Ah, keşke keşke Leyla Gencer de aramızda olsaydı. Ya da şöyle diyebilirim: Keşke keşke zamanı geriye döndürüp; şu töreni, şu ödülü, bu Fransızca yayını 20 yıl önceye çekebilseydik. O da aramızda olurdu ve gecenin her anının müthiş keyfini çıkarırdı.
“Leyla Gencer”i 20 yıl önce yazmıştım. Ama farklı dillere çevrilip yayımlanması için, Sevgili Leyla Hanım’ın nedense ölümü beklendi... (20 yıl önce aklınıza gelecek her yere başvurmuş ama sonuç alamamıştım.)

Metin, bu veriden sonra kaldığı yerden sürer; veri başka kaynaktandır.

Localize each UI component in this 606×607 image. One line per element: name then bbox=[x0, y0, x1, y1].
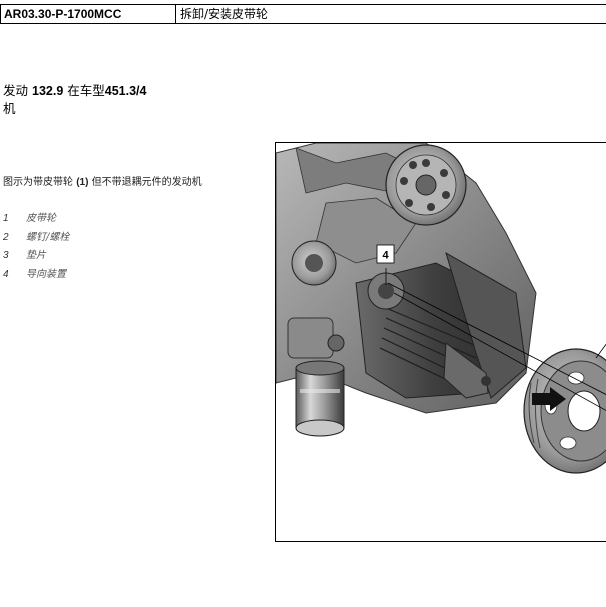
parts-legend: 1 皮带轮 2 螺钉/螺栓 3 垫片 4 导向装置 bbox=[3, 210, 69, 284]
legend-label: 导向装置 bbox=[26, 268, 66, 280]
legend-number: 2 bbox=[3, 231, 9, 243]
engine-mid: 在车型 bbox=[67, 83, 105, 98]
callout-label: 4 bbox=[382, 250, 389, 262]
engine-suffix: 机 bbox=[3, 101, 16, 116]
engine-illustration: 4 bbox=[275, 142, 606, 542]
document-title: 拆卸/安装皮带轮 bbox=[180, 7, 269, 21]
caption-before: 图示为带皮带轮 bbox=[3, 177, 73, 188]
engine-drawing: 4 bbox=[276, 143, 606, 474]
figure-caption: 图示为带皮带轮 (1) 但不带退耦元件的发动机 bbox=[3, 173, 202, 188]
document-code: AR03.30-P-1700MCC bbox=[1, 5, 176, 23]
legend-number: 3 bbox=[3, 250, 9, 261]
engine-models: 451.3/4 bbox=[104, 84, 147, 98]
legend-label: 螺钉/螺栓 bbox=[26, 231, 70, 243]
legend-item: 1 皮带轮 bbox=[3, 210, 69, 229]
legend-number: 1 bbox=[3, 213, 9, 224]
legend-number: 4 bbox=[3, 268, 9, 280]
engine-heading: 发动 132.9 在车型451.3/4 机 bbox=[3, 82, 183, 117]
engine-number: 132.9 bbox=[32, 84, 64, 98]
legend-label: 垫片 bbox=[26, 250, 46, 261]
caption-after: 但不带退耦元件的发动机 bbox=[91, 177, 202, 188]
legend-item: 3 垫片 bbox=[3, 247, 69, 266]
engine-prefix: 发动 bbox=[3, 83, 29, 98]
legend-label: 皮带轮 bbox=[26, 213, 56, 224]
caption-ref: (1) bbox=[76, 177, 89, 188]
legend-item: 4 导向装置 bbox=[3, 266, 69, 285]
legend-item: 2 螺钉/螺栓 bbox=[3, 229, 69, 248]
document-header: AR03.30-P-1700MCC 拆卸/安装皮带轮 bbox=[0, 4, 606, 24]
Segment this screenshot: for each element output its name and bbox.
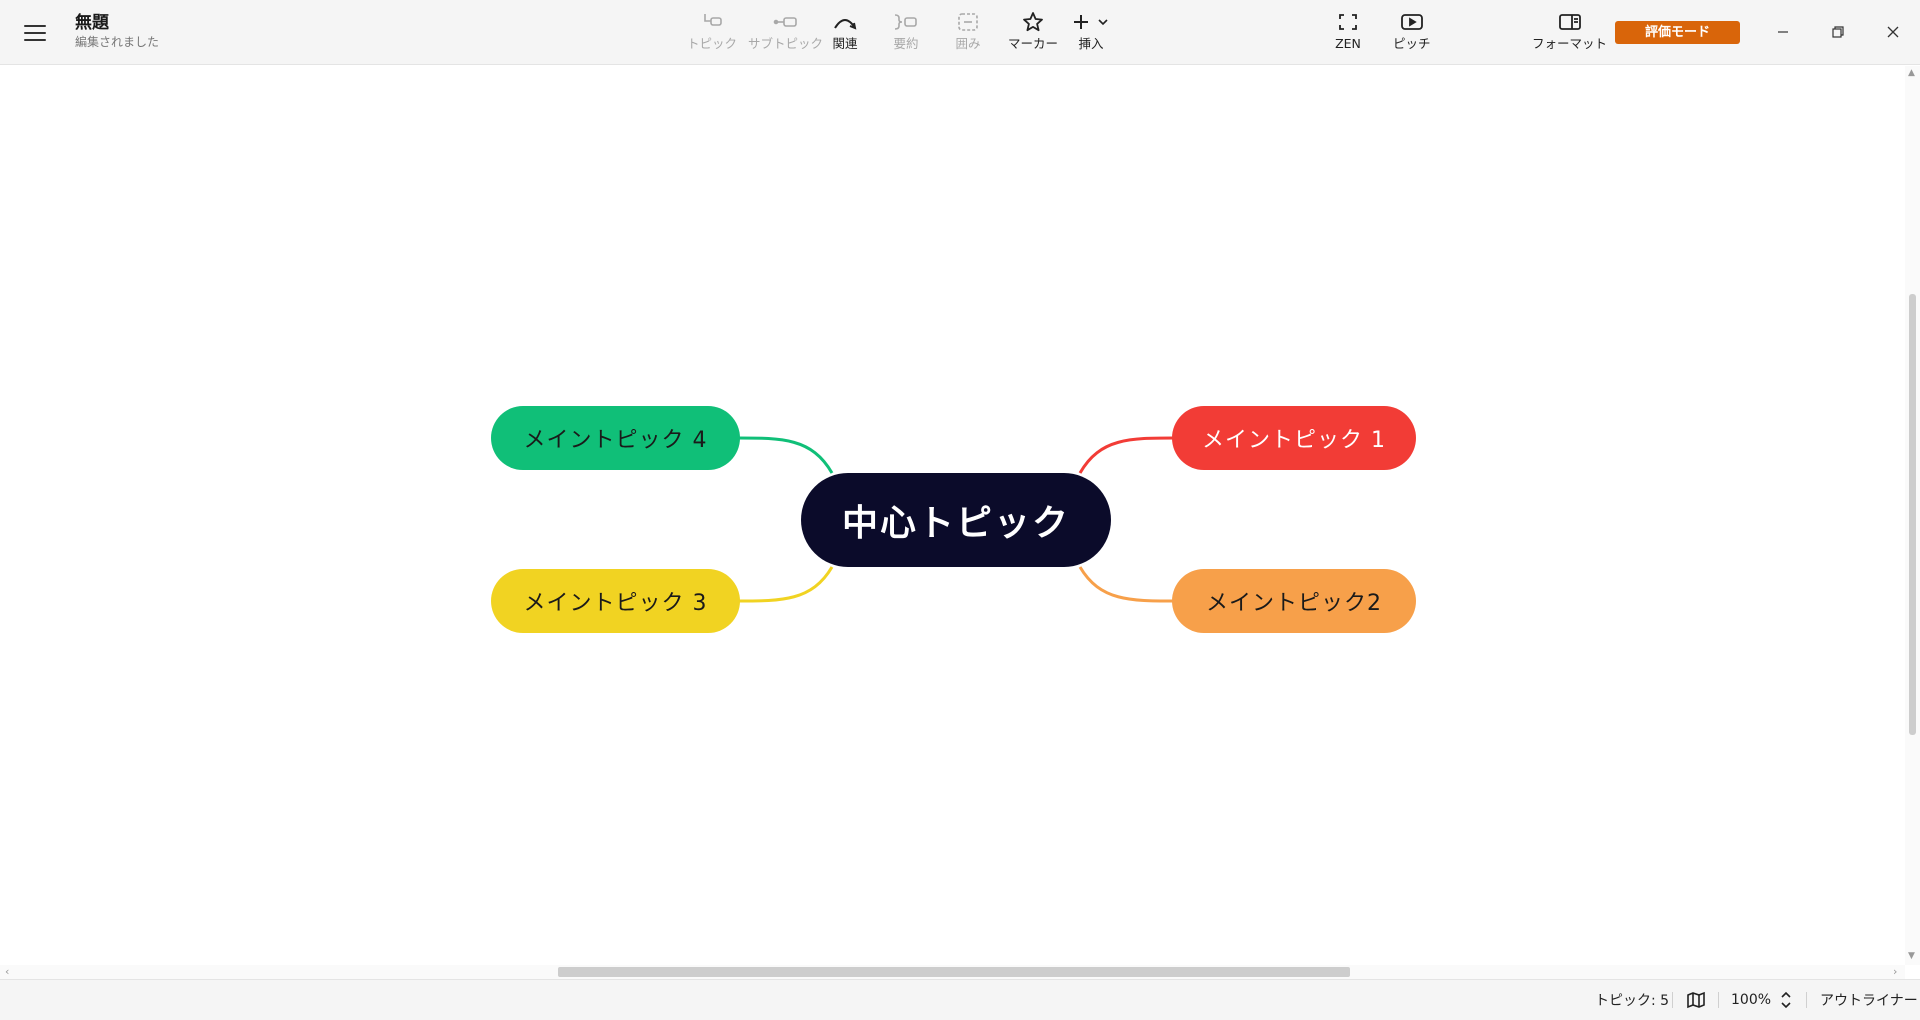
relationship-button-label: 関連 bbox=[832, 36, 858, 51]
connector-topic-1 bbox=[1078, 436, 1176, 474]
zoom-level[interactable]: 100% bbox=[1731, 980, 1771, 1020]
map-view-icon[interactable] bbox=[1686, 980, 1706, 1020]
main-topic-3[interactable]: メイントピック 3 bbox=[491, 569, 740, 633]
toolbar: 無題 編集されました トピック サブトピック 関連 要約 囲み マーカー 挿入 … bbox=[0, 0, 1920, 65]
document-status: 編集されました bbox=[75, 35, 160, 49]
scroll-right-icon[interactable]: › bbox=[1893, 965, 1897, 979]
format-button[interactable]: フォーマット bbox=[1532, 10, 1607, 56]
main-topic-2[interactable]: メイントピック2 bbox=[1172, 569, 1416, 633]
horizontal-scrollbar[interactable]: ‹ › bbox=[0, 965, 1905, 979]
topic-count: トピック: 5 bbox=[1595, 993, 1670, 1009]
main-topic-4[interactable]: メイントピック 4 bbox=[491, 406, 740, 470]
boundary-button-label: 囲み bbox=[955, 36, 981, 51]
central-topic[interactable]: 中心トピック bbox=[801, 473, 1111, 567]
star-icon bbox=[1020, 10, 1046, 34]
topic-button[interactable]: トピック bbox=[687, 10, 737, 56]
relationship-icon bbox=[832, 10, 858, 34]
status-bar: トピック: 5 100% アウトライナー bbox=[0, 979, 1920, 1020]
format-panel-icon bbox=[1557, 10, 1583, 34]
summary-icon bbox=[893, 10, 919, 34]
vertical-scrollbar[interactable]: ▲ ▼ bbox=[1905, 66, 1920, 965]
summary-button[interactable]: 要約 bbox=[893, 10, 919, 56]
scroll-left-icon[interactable]: ‹ bbox=[5, 965, 9, 979]
summary-button-label: 要約 bbox=[893, 36, 919, 51]
divider bbox=[1718, 992, 1719, 1008]
topic-button-label: トピック bbox=[687, 36, 738, 51]
vertical-scroll-thumb[interactable] bbox=[1909, 294, 1916, 735]
document-title: 無題 bbox=[75, 13, 109, 33]
boundary-button[interactable]: 囲み bbox=[955, 10, 981, 56]
zen-button-label: ZEN bbox=[1335, 36, 1361, 51]
insert-button[interactable]: 挿入 bbox=[1070, 10, 1112, 56]
format-button-label: フォーマット bbox=[1532, 36, 1608, 51]
insert-button-label: 挿入 bbox=[1078, 36, 1104, 51]
hamburger-menu-icon[interactable] bbox=[18, 18, 52, 48]
outliner-button[interactable]: アウトライナー bbox=[1820, 980, 1918, 1020]
document-info: 無題 編集されました bbox=[75, 12, 159, 50]
restore-icon[interactable] bbox=[1815, 14, 1861, 50]
divider bbox=[1806, 992, 1807, 1008]
scroll-up-icon[interactable]: ▲ bbox=[1908, 68, 1915, 78]
main-topic-1[interactable]: メイントピック 1 bbox=[1172, 406, 1416, 470]
play-icon bbox=[1399, 10, 1425, 34]
scroll-down-icon[interactable]: ▼ bbox=[1908, 951, 1915, 961]
minimize-icon[interactable] bbox=[1760, 14, 1806, 50]
app-window: 無題 編集されました トピック サブトピック 関連 要約 囲み マーカー 挿入 … bbox=[0, 0, 1920, 1020]
zen-button[interactable]: ZEN bbox=[1335, 10, 1361, 56]
mindmap-canvas[interactable]: メイントピック 4 メイントピック 3 中心トピック メイントピック 1 メイン… bbox=[0, 66, 1905, 965]
marker-button-label: マーカー bbox=[1008, 36, 1059, 51]
plus-icon bbox=[1070, 10, 1112, 34]
evaluation-mode-button[interactable]: 評価モード bbox=[1615, 21, 1740, 44]
connector-topic-4 bbox=[737, 436, 834, 474]
zoom-stepper-icon[interactable] bbox=[1780, 980, 1792, 1020]
subtopic-icon bbox=[773, 10, 799, 34]
subtopic-button[interactable]: サブトピック bbox=[748, 10, 823, 56]
relationship-button[interactable]: 関連 bbox=[832, 10, 858, 56]
fullscreen-icon bbox=[1335, 10, 1361, 34]
horizontal-scroll-thumb[interactable] bbox=[558, 967, 1350, 977]
marker-button[interactable]: マーカー bbox=[1008, 10, 1058, 56]
connector-topic-3 bbox=[737, 566, 834, 603]
divider bbox=[1672, 992, 1673, 1008]
pitch-button-label: ピッチ bbox=[1393, 36, 1431, 51]
boundary-icon bbox=[955, 10, 981, 34]
subtopic-button-label: サブトピック bbox=[748, 36, 824, 51]
pitch-button[interactable]: ピッチ bbox=[1393, 10, 1431, 56]
close-icon[interactable] bbox=[1870, 14, 1916, 50]
topic-icon bbox=[699, 10, 725, 34]
connector-topic-2 bbox=[1078, 566, 1176, 603]
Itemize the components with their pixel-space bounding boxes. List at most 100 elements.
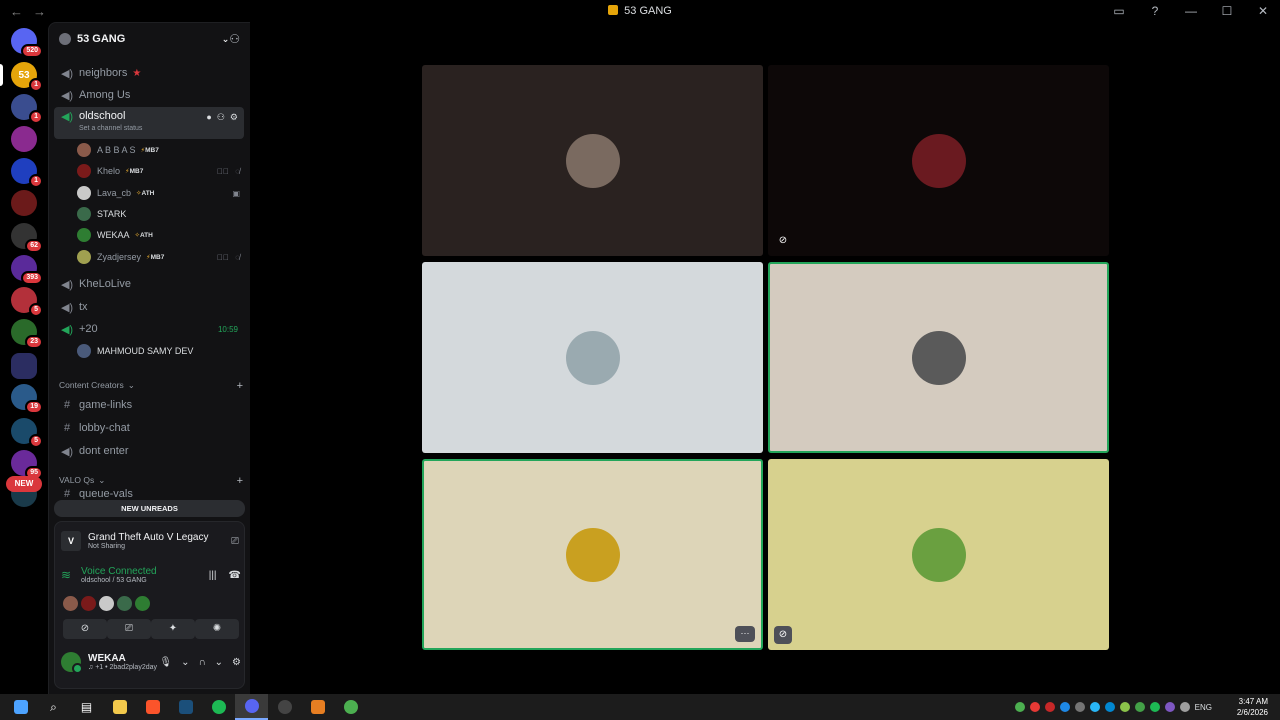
server-icon[interactable]: 23 <box>11 319 43 349</box>
category-valo-qs[interactable]: VALO Qs ⌄ + <box>59 475 243 487</box>
channel-dont-enter[interactable]: ◀) dont enter <box>54 441 244 461</box>
new-badge[interactable]: NEW <box>6 476 42 492</box>
plus-icon[interactable]: + <box>237 475 243 487</box>
server-icon[interactable]: 53 1 <box>11 62 43 92</box>
server-icon[interactable]: 520 <box>11 28 43 58</box>
video-tile[interactable] <box>768 262 1109 453</box>
voice-user[interactable]: MAHMOUD SAMY DEV <box>77 342 242 360</box>
channel-among-us[interactable]: ◀) Among Us <box>54 85 244 105</box>
spotify-icon[interactable] <box>202 694 235 720</box>
channel-status[interactable]: Set a channel status <box>79 125 142 132</box>
gear-icon[interactable]: ⚙ <box>232 657 241 668</box>
gear-icon[interactable]: ⚙ <box>230 112 238 123</box>
tray-icon[interactable] <box>1074 702 1085 712</box>
noise-suppression-icon[interactable]: ||| <box>209 570 217 581</box>
clock[interactable]: 3:47 AM 2/6/2026 <box>1237 696 1268 718</box>
voice-user[interactable]: Lava_cb ✧ATH ▣ <box>77 184 242 202</box>
activities-button[interactable]: ✦ <box>151 619 195 639</box>
voice-location[interactable]: oldschool / 53 GANG <box>81 577 157 584</box>
server-icon[interactable]: 1 <box>11 158 43 188</box>
camera-button[interactable]: ⊘ <box>63 619 107 639</box>
chevron-down-icon[interactable]: ⌄ <box>215 657 223 668</box>
avatar[interactable] <box>99 596 114 611</box>
search-icon[interactable]: ⌕ <box>37 694 70 720</box>
tray-icon[interactable] <box>1149 702 1160 712</box>
chat-icon[interactable]: ● <box>206 112 211 123</box>
video-tile[interactable]: ··· <box>422 459 763 650</box>
minimize-button[interactable]: — <box>1184 4 1198 18</box>
channel-khelolive[interactable]: ◀) KheLoLive <box>54 274 244 294</box>
headphones-icon[interactable]: ∩ <box>198 657 205 668</box>
server-icon[interactable]: 19 <box>11 384 43 414</box>
server-icon[interactable] <box>11 126 37 152</box>
chevron-down-icon[interactable]: ⌄ <box>181 657 189 668</box>
help-icon[interactable]: ? <box>1148 4 1162 18</box>
discord-taskbar-icon[interactable] <box>235 694 268 720</box>
tray-icon[interactable] <box>1089 702 1100 712</box>
screen-share-icon[interactable]: ⎚ <box>231 536 239 547</box>
add-user-icon[interactable]: ⚇ <box>229 32 240 46</box>
video-tile[interactable] <box>422 65 763 256</box>
close-button[interactable]: ✕ <box>1256 4 1270 18</box>
tray-icon[interactable] <box>1164 702 1175 712</box>
windows-start-icon[interactable] <box>4 694 37 720</box>
tray-icon[interactable] <box>1014 702 1025 712</box>
voice-user[interactable]: A B B A S ⚡MB7 <box>77 141 242 159</box>
voice-user[interactable]: STARK <box>77 205 242 223</box>
video-tile[interactable] <box>422 262 763 453</box>
avatar[interactable] <box>117 596 132 611</box>
screen-share-button[interactable]: ⎚ <box>107 619 151 639</box>
avatar[interactable] <box>63 596 78 611</box>
channel-queue-vals[interactable]: # queue-vals <box>54 489 244 499</box>
tray-icon[interactable] <box>1029 702 1040 712</box>
app-green-icon[interactable] <box>334 694 367 720</box>
account-name[interactable]: WEKAA <box>88 653 157 664</box>
tray-icon[interactable] <box>1059 702 1070 712</box>
guild-header[interactable]: 53 GANG ⌄ ⚇ <box>49 23 250 55</box>
microphone-icon[interactable]: 🎙︎ <box>159 657 172 668</box>
server-icon[interactable]: 5 <box>11 418 43 448</box>
app-orange-icon[interactable] <box>301 694 334 720</box>
tray-icon[interactable] <box>1134 702 1145 712</box>
channel-plus20[interactable]: ◀) +20 10:59 <box>54 319 244 339</box>
avatar[interactable] <box>61 652 83 674</box>
server-icon[interactable]: 95 <box>11 450 43 480</box>
server-icon[interactable]: 62 <box>11 223 43 253</box>
channel-game-links[interactable]: # game-links <box>54 395 244 415</box>
brave-icon[interactable] <box>136 694 169 720</box>
maximize-button[interactable]: ☐ <box>1220 4 1234 18</box>
server-icon[interactable]: 5 <box>11 287 43 317</box>
channel-lobby-chat[interactable]: # lobby-chat <box>54 418 244 438</box>
more-options-button[interactable]: ··· <box>735 626 755 642</box>
disconnect-icon[interactable]: ☎ <box>229 570 241 581</box>
avatar[interactable] <box>135 596 150 611</box>
file-explorer-icon[interactable] <box>103 694 136 720</box>
video-tile[interactable]: ⊘ <box>768 65 1109 256</box>
channel-neighbors[interactable]: ◀) neighbors ★ <box>54 63 244 83</box>
task-view-icon[interactable]: ▤ <box>70 694 103 720</box>
channel-oldschool[interactable]: ◀) oldschool Set a channel status ● ⚇ ⚙ <box>54 107 244 139</box>
server-icon[interactable] <box>11 190 37 216</box>
server-icon[interactable] <box>11 353 37 379</box>
tray-icon[interactable] <box>1104 702 1115 712</box>
voice-status[interactable]: Voice Connected <box>81 566 157 577</box>
steam-icon[interactable] <box>169 694 202 720</box>
tray-icon[interactable] <box>1044 702 1055 712</box>
video-tile[interactable]: ⊘ <box>768 459 1109 650</box>
category-content-creators[interactable]: Content Creators ⌄ + <box>59 380 243 392</box>
plus-icon[interactable]: + <box>237 380 243 392</box>
voice-user[interactable]: Khelo ⚡MB7 ✎⃠ ◌̸ <box>77 162 242 180</box>
voice-user[interactable]: Zyadjersey ⚡MB7 ✎⃠ ◌̸ <box>77 248 242 266</box>
server-icon[interactable]: 393 <box>11 255 43 285</box>
tray-icon[interactable] <box>1179 702 1190 712</box>
obs-icon[interactable] <box>268 694 301 720</box>
channel-tx[interactable]: ◀) tx <box>54 297 244 317</box>
soundboard-button[interactable]: ✺ <box>195 619 239 639</box>
voice-user[interactable]: WEKAA ✧ATH <box>77 226 242 244</box>
avatar[interactable] <box>81 596 96 611</box>
new-unreads-button[interactable]: NEW UNREADS <box>54 500 245 517</box>
tray-icon[interactable] <box>1119 702 1130 712</box>
server-icon[interactable]: 1 <box>11 94 43 124</box>
invite-icon[interactable]: ⚇ <box>217 112 225 123</box>
language-indicator[interactable]: ENG <box>1195 703 1212 712</box>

Törende en büyük teşekkürüm Fransa’daki yayınevi yetkilisi Jean- Philippe Biojout’yaydı. “Ödül aslında sizin hakkınız. O muhteşem plağı yapmasaydınız, bu ödülü vermezlerdi kitaba” dedim. Bana dönüp, “Siz bu kitabı yazmasaydınız, ben o plağı yapamazdım” dedi. Benim için en büyük armağandı.
İtiraf ediyorum: Benim için en büyük ödül, Leyla Gencer’i yakından tanımak, onunla birlikte olmak; yaşamıma girmiş olmasıdır.